Mit Schmuddelkindern in ihren Reihen hatte und hat die AfD immer wieder zu tun. Kaum ein Landesverband ist davon ausgenommen. Aktuell geht es – abseits der Hauptarena – um den bayerischen Landtagsabgeordneten Daniel Halemba, gegen den wegen des Verdachts der Volksverhetzung ermittelt wird. Im Raum stehen auch Vorwürfe der Geldwäsche und der Sachbeschädigung. In der Regel verleiht die Führung der Partei in solchen Fällen Schutz und Schirm. Nibelungentreue besitzt bei den Rechtsauslegern einen hohen Stellenwert. Lieber alle Fünfe gerade sein lassen, als ungermanisch handeln und Getreuen untreu werden. Die Linie lässt sich allerdings nicht immer durchhalten. Im Fall Halemba hat der AfD -Bundesvorstand ein Ausschlussverfahren angekündigt.

Sollte Krah, der Europa-Spitzenkandidat, tatsächlich mit einem Spion zusammengearbeitet und sein Listennachbar wirklich Schmiergeld angenommen haben, kommt es auf die Reaktion der Anhänger an. Bisher reagierten die Anhänger bei Pleiten, Pech und Pannen zuverlässig „trumpistisch“. Das heißt, sie rückten nicht ab von der AfD, sie rückten noch stärker zusammen. Vorwürfe wurden klein geredet und als Teil einer Hexenjagd dargestellt. Das Verschanzen in der Wagenburg und der Verzicht, sich des eigenen Verstandes zu bedienen, ist nicht nur im Immanuel-Kant-Jahr kaum zu verstehen.

Vermutlich verhält es sich beim Anhang der AfD so: Entweder gehört man zum harten Kern. Dann gilt „right or wrong, my party“. Oder man ist Stimmungswähler. Dann sieht man in der AfD ein Vehikel, seinen Frust an „denen da oben“ auszudrücken. Und dieses Vehikel will man sich nicht nehmen lassen. Lieber macht man sich blind und verbucht Schmuddeleien aus dem Schoß der AfD in der dicken Kladde der Verschwörungstheorien. Mal sind es die Medien, die das Rechte in ein unrechtes Licht rücken, mal parteiliche Justizbehörden. Schuld ist immer das „System“.
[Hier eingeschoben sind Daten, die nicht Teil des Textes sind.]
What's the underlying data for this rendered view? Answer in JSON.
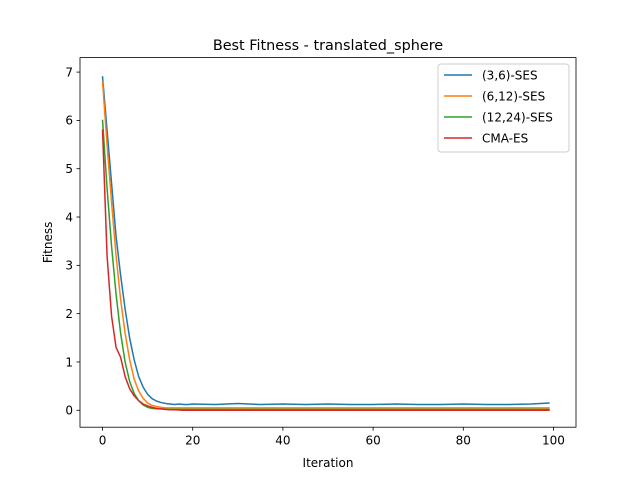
{
  "chart_data": {
    "type": "line",
    "title": "Best Fitness - translated_sphere",
    "xlabel": "Iteration",
    "ylabel": "Fitness",
    "xlim": [
      -5,
      105
    ],
    "ylim": [
      -0.35,
      7.3
    ],
    "xticks": [
      0,
      20,
      40,
      60,
      80,
      100
    ],
    "xtick_labels": [
      "0",
      "20",
      "40",
      "60",
      "80",
      "100"
    ],
    "yticks": [
      0,
      1,
      2,
      3,
      4,
      5,
      6,
      7
    ],
    "ytick_labels": [
      "0",
      "1",
      "2",
      "3",
      "4",
      "5",
      "6",
      "7"
    ],
    "grid": false,
    "legend": "top-right",
    "series": [
      {
        "name": "(3,6)-SES",
        "color": "#1f77b4",
        "x": [
          0,
          1,
          2,
          3,
          4,
          5,
          6,
          7,
          8,
          9,
          10,
          11,
          12,
          13,
          14,
          15,
          16,
          17,
          18,
          19,
          20,
          25,
          30,
          35,
          40,
          45,
          50,
          55,
          60,
          65,
          70,
          75,
          80,
          85,
          90,
          95,
          99
        ],
        "y": [
          6.9,
          5.8,
          4.7,
          3.6,
          2.8,
          2.1,
          1.5,
          1.05,
          0.7,
          0.48,
          0.33,
          0.24,
          0.19,
          0.16,
          0.14,
          0.13,
          0.12,
          0.13,
          0.12,
          0.12,
          0.13,
          0.12,
          0.14,
          0.12,
          0.13,
          0.12,
          0.13,
          0.12,
          0.12,
          0.13,
          0.12,
          0.12,
          0.13,
          0.12,
          0.12,
          0.13,
          0.15
        ]
      },
      {
        "name": "(6,12)-SES",
        "color": "#ff7f0e",
        "x": [
          0,
          1,
          2,
          3,
          4,
          5,
          6,
          7,
          8,
          9,
          10,
          11,
          12,
          13,
          14,
          15,
          20,
          30,
          40,
          50,
          60,
          70,
          80,
          90,
          99
        ],
        "y": [
          6.8,
          5.5,
          4.3,
          3.2,
          2.3,
          1.6,
          1.05,
          0.65,
          0.4,
          0.25,
          0.15,
          0.1,
          0.08,
          0.06,
          0.05,
          0.05,
          0.05,
          0.05,
          0.05,
          0.05,
          0.05,
          0.05,
          0.05,
          0.05,
          0.05
        ]
      },
      {
        "name": "(12,24)-SES",
        "color": "#2ca02c",
        "x": [
          0,
          1,
          2,
          3,
          4,
          5,
          6,
          7,
          8,
          9,
          10,
          11,
          12,
          13,
          14,
          15,
          20,
          30,
          40,
          50,
          60,
          70,
          80,
          90,
          99
        ],
        "y": [
          6.0,
          4.6,
          3.4,
          2.4,
          1.6,
          1.0,
          0.6,
          0.35,
          0.2,
          0.11,
          0.06,
          0.04,
          0.03,
          0.03,
          0.02,
          0.02,
          0.02,
          0.02,
          0.02,
          0.02,
          0.02,
          0.02,
          0.02,
          0.02,
          0.02
        ]
      },
      {
        "name": "CMA-ES",
        "color": "#d62728",
        "x": [
          0,
          1,
          2,
          3,
          4,
          5,
          6,
          7,
          8,
          9,
          10,
          11,
          12,
          13,
          14,
          15,
          16,
          18,
          20,
          30,
          40,
          50,
          60,
          70,
          80,
          90,
          99
        ],
        "y": [
          5.8,
          3.2,
          1.95,
          1.3,
          1.1,
          0.7,
          0.45,
          0.3,
          0.2,
          0.13,
          0.09,
          0.06,
          0.04,
          0.03,
          0.02,
          0.01,
          0.01,
          0.0,
          0.0,
          0.0,
          0.0,
          0.0,
          0.0,
          0.0,
          0.0,
          0.0,
          0.0
        ]
      }
    ]
  }
}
Über diese mentale Ausstattung des AfD-Anhangs sollten Medienmacher und Parteistrategen nicht achselzuckend hinweggehen. Viel zu häufig belässt man es dabei, die Wähler der Rechtsaußenpartei zu beschimpfen, statt selbstkritisch nach dem eigenen Anteil am Aufwuchs der AfD zu fragen. Die Menschen haben ein Gespür für Fairness. Sie reagieren wütend, wenn sie das Gefühl haben, es werde mit zweierlei Maß gemessen. Offen unfaires Verhalten gegenüber AfD-Vertretern bei Talkshows und Interviews hat der rechtsextremen Partei noch immer genützt und den Stoff für immer neue Verschwörungstheorien geliefert.  Es gibt nur ein Mittel, die AfD zu entzaubern. Das ist die harte Auseinandersetzung in der Sache. Es müsste doch möglich sein, zumindest des Denkens fähigen AfD-Wählern klar zu machen, dass das Anschleimen an Putin und die Kommunisten in Peking das Gegenteil von Patriotismus ist, nämlich Verrat an den Interessen Deutschlands. Die Probleme, die die AfD mit ihrer Europa-Liste hat, sind ein guter Lernstoff.

   

Dr. Günther Müchler ist Journalist, Politik- und Zeitungswissenschaftler, war viele Jahre Korrespondent in Bonn und zum Schluss Programmdirektor beim Deutschlandfunk.